I had come to this Tesfa Foundation School to teach an art class. Ekodaga is a very small village, a cluster of huts about a half-hour walk from the town of Chancho. There is no road leading to Ekodaga, just a vast field with some cows, a few shepherds, and in the dry season, our mini-van, much to the dislike of our driver.

Happiness came over me when I saw the school. A school where none had been before. A school the Tesfa Foundation had built. It is painted bright blue and green. There is no electricity, but with the African sun shining brightly through the sky lights, that doesn’t matter.

The children had prepared for our visit, welcoming us with a traditional coffee ceremony and song and dance. Their little faces with big beautiful brown eyes had broad smiles spread across them, and something else, too: pride. Pride that comes from a village that has a school, and they were attending that school.

After spending some time getting to know the children, we focused on the business of making art. After I explained the lesson and did a brief demonstration, the children plunged head first into their art. The lesson was to think of their surrounding landscape and paint it. Once they began, we rarely saw their eyes again, just the tops of their heads as they immersed themselves in their little masterpieces. It is pure joy working with kids who have not yet learned to be self-conscious about their artwork.

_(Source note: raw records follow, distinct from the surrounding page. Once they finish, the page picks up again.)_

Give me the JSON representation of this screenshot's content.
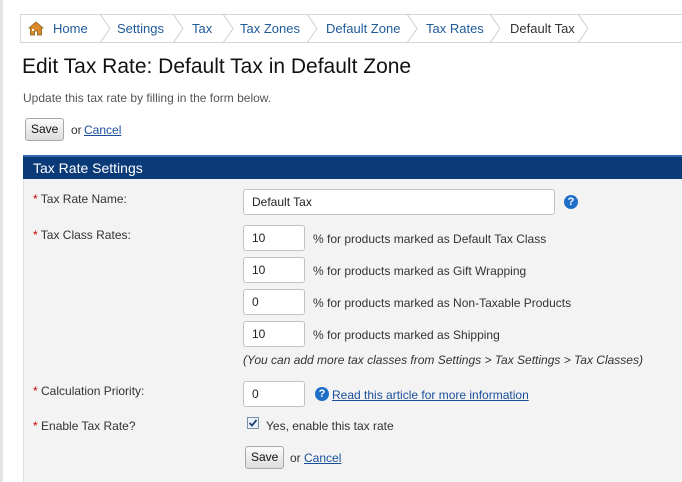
{
  "breadcrumb": {
    "items": [
      "Home",
      "Settings",
      "Tax",
      "Tax Zones",
      "Default Zone",
      "Tax Rates",
      "Default Tax"
    ]
  },
  "page": {
    "title": "Edit Tax Rate: Default Tax in Default Zone",
    "intro": "Update this tax rate by filling in the form below.",
    "save_label": "Save",
    "or_text": "or",
    "cancel_label": "Cancel"
  },
  "panel": {
    "title": "Tax Rate Settings",
    "required_marker": "*",
    "fields": {
      "name_label": "Tax Rate Name:",
      "name_value": "Default Tax",
      "class_rates_label": "Tax Class Rates:",
      "rates": [
        {
          "value": "10",
          "text": "% for products marked as Default Tax Class"
        },
        {
          "value": "10",
          "text": "% for products marked as Gift Wrapping"
        },
        {
          "value": "0",
          "text": "% for products marked as Non-Taxable Products"
        },
        {
          "value": "10",
          "text": "% for products marked as Shipping"
        }
      ],
      "rates_note": "(You can add more tax classes from Settings > Tax Settings > Tax Classes)",
      "priority_label": "Calculation Priority:",
      "priority_value": "0",
      "priority_help_link": "Read this article for more information",
      "enable_label": "Enable Tax Rate?",
      "enable_checkbox_label": "Yes, enable this tax rate",
      "enable_checked": true
    },
    "help_glyph": "?",
    "save_label": "Save",
    "or_text": "or",
    "cancel_label": "Cancel"
  },
  "colors": {
    "link": "#1a4f9c",
    "panel_header": "#0b3a78",
    "panel_body": "#f3f3f3",
    "help_icon": "#1f6fc6"
  }
}
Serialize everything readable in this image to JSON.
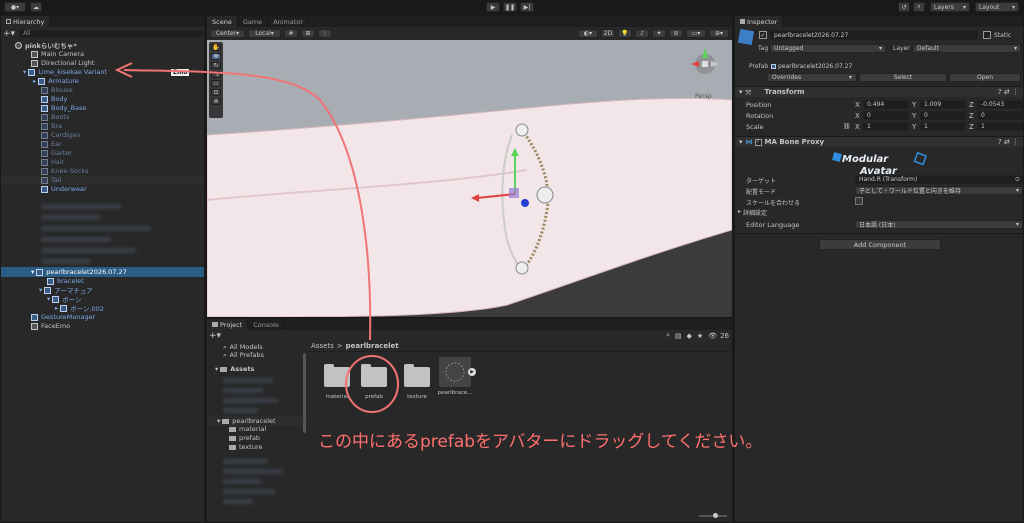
{
  "toolbar": {
    "layers": "Layers",
    "layout": "Layout"
  },
  "hierarchy": {
    "tab": "Hierarchy",
    "search": "All",
    "scene": "pinkらいむちゃ*",
    "items": [
      {
        "label": "Main Camera"
      },
      {
        "label": "Directional Light"
      },
      {
        "label": "Lime_kisekae Variant"
      },
      {
        "label": "Armature"
      },
      {
        "label": "Blouse"
      },
      {
        "label": "Body"
      },
      {
        "label": "Body_Base"
      },
      {
        "label": "Boots"
      },
      {
        "label": "Bra"
      },
      {
        "label": "Cardigan"
      },
      {
        "label": "Ear"
      },
      {
        "label": "Garter"
      },
      {
        "label": "Hair"
      },
      {
        "label": "Knee-Socks"
      },
      {
        "label": "Tail"
      },
      {
        "label": "Underwear"
      }
    ],
    "emo_badge": "Emo",
    "bracelet": "pearlbracelet2026.07.27",
    "sub1": "bracelet",
    "sub2": "アーマチュア",
    "sub3": "ボーン",
    "sub4": "ボーン.002",
    "gesture": "GestureManager",
    "faceemo": "FaceEmo"
  },
  "scene": {
    "tab_scene": "Scene",
    "tab_game": "Game",
    "tab_animator": "Animator",
    "center": "Center",
    "local": "Local",
    "mode_2d": "2D",
    "persp": "Persp"
  },
  "inspector": {
    "tab": "Inspector",
    "name": "pearlbracelet2026.07.27",
    "static": "Static",
    "tag_label": "Tag",
    "tag_value": "Untagged",
    "layer_label": "Layer",
    "layer_value": "Default",
    "prefab_label": "Prefab",
    "prefab_value": "pearlbracelet2026.07.27",
    "overrides": "Overrides",
    "select": "Select",
    "open": "Open",
    "transform": "Transform",
    "position": {
      "label": "Position",
      "x": "0.494",
      "y": "1.009",
      "z": "-0.0543"
    },
    "rotation": {
      "label": "Rotation",
      "x": "0",
      "y": "0",
      "z": "0"
    },
    "scale": {
      "label": "Scale",
      "x": "1",
      "y": "1",
      "z": "1"
    },
    "ma_title": "MA Bone Proxy",
    "logo_top": "Modular",
    "logo_bottom": "Avatar",
    "target_label": "ターゲット",
    "target_value": "Hand.R (Transform)",
    "mode_label": "配置モード",
    "mode_value": "子として・ワールド位置と向きを維持",
    "scale_match": "スケールを合わせる",
    "advanced": "詳細設定",
    "lang_label": "Editor Language",
    "lang_value": "日本語 (日本)",
    "add_component": "Add Component"
  },
  "project": {
    "tab_project": "Project",
    "tab_console": "Console",
    "count": "26",
    "fav1": "All Models",
    "fav2": "All Prefabs",
    "assets": "Assets",
    "tree_folder": "pearlbracelet",
    "tree_sub": [
      "material",
      "prefab",
      "texture"
    ],
    "breadcrumb_root": "Assets",
    "breadcrumb_sep": ">",
    "breadcrumb_leaf": "pearlbracelet",
    "items": [
      {
        "label": "material"
      },
      {
        "label": "prefab"
      },
      {
        "label": "texture"
      },
      {
        "label": "pearlbrace..."
      }
    ]
  },
  "annotation": "この中にあるprefabをアバターにドラッグしてください。",
  "colors": {
    "annotation": "#ff6f6f",
    "selection": "#2c5d87",
    "accent": "#4a90d9"
  }
}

Reluctantly, when our lesson was complete it was time to leave. I felt that familiar tug on my heart that means I’ll be back another day, but not soon enough. I was sad as our mini-van pulled away, leaving my new friends behind. I was comforted by the work we do at The Tesfa Foundation, knowing that without our generous funders, this organization, and the hours of volunteer labor, these kids would not be in school at all, and my visit to Ekodaga would have been very different.